Week four was a carbon copy of week three. Training totaled four sessions, split between a strength-power and strength-endurance focus.
I gathered a few insights this week, including…
- Treat movement training as ‘practice’ rather than fitness.
- Training for fitness is not bad, though training and fitness need to be differentiated from one another. The objectives of the two differ greatly and a mindset shift is required.
- Fitness training (should be) is centred on developing an attribute like strength, or greater aerobic capacity.
- Movement training requires introspection. What’s your body telling you? Are you tending to favour one side when you perform the inverted press? Are you performing it with optimal form? How challenging is it?
- A skill development mindset is useful for movement training. As you work your way up the hierarchy of more complex movements, view it like a musician first learning the basics before moving on to more challenging iterations.
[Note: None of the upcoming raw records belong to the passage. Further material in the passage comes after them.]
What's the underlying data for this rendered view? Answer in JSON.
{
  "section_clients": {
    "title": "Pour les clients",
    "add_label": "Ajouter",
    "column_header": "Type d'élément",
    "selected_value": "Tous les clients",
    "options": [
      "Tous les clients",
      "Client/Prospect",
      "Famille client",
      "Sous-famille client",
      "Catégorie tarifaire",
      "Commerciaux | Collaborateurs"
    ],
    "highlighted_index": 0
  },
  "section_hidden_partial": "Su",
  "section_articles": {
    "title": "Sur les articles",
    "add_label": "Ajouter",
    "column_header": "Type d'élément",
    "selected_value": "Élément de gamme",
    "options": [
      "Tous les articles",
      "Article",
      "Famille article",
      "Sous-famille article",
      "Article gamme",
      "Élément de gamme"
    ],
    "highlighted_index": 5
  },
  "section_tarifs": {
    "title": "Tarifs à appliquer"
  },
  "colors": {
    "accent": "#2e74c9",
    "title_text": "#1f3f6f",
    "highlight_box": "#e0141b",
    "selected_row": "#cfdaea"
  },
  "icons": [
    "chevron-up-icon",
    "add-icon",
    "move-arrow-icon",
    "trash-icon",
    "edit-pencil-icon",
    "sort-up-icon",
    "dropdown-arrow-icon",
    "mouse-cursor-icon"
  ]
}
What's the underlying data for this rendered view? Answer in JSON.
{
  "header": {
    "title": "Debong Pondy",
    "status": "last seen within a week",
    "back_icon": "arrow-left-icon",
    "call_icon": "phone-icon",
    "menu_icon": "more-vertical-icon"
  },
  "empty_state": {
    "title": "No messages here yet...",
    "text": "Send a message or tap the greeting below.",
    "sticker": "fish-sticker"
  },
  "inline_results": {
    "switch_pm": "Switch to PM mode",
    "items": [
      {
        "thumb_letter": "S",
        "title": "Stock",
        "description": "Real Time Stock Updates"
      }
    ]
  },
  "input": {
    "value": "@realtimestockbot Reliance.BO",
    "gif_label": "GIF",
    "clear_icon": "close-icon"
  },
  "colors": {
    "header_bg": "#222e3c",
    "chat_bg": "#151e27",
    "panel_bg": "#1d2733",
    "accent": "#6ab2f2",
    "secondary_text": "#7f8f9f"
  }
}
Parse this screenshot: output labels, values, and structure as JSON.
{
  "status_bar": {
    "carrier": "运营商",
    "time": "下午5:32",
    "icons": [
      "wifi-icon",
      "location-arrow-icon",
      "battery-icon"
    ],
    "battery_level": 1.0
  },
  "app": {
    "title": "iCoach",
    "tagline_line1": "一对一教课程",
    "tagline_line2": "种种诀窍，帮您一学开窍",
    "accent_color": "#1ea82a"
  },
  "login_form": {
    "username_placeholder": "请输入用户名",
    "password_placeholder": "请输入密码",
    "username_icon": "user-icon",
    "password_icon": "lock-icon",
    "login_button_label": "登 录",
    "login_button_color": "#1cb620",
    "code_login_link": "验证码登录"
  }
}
- Progress can be achieved in different ways.
- Bodybuilding and Powerlifting utilise progressive overload, where a gradually increasing workload forces the body to adapt and become bigger and/or stronger.
- This is only one approach. Adopting this mindset for all endeavours is one dimensional and will quickly lead to frustration as ‘traditional’ progress stalls.
- As GMB reiterates, consider the ease and quality of the movement you’re performing. With practice, the exercise will require less effort and feel smoother. This is an indication to progress. Not necessarily by adding load, but by changing the demands of the exercise to make it more demanding.
In order to achieve this, the total number of exercises is roughly halved. The rate at which the remaining movements can be trained now doubles. Initially, training the same muscle groups on consecutive days might result in a spike in soreness and a small dip in performance. Though, I believe progression through the movements will be achieved at a greater rate.
A sample of the exercises I would include are as follows:
- Broad jumps
- Shrimp squats
- Inverted press
This program, achieves balance without seriously neglecting an area.
My suspicion is, the guys at GMB know full well that training less movements (less ‘goals’) will lead to improved progression on the remaining movements. Though, the inclusion is more so for the sake of variety, avoiding backlash from the public as to why the program is so ‘simple’ and limited. In this case, less would be more, though we’re stuck in an age where more is more!
I voiced my concerns last week regarding the push to pull imbalance and the potential for this to cause shoulder issues. This has not been an issue. I speculate that the low overall volume might have something to do with it.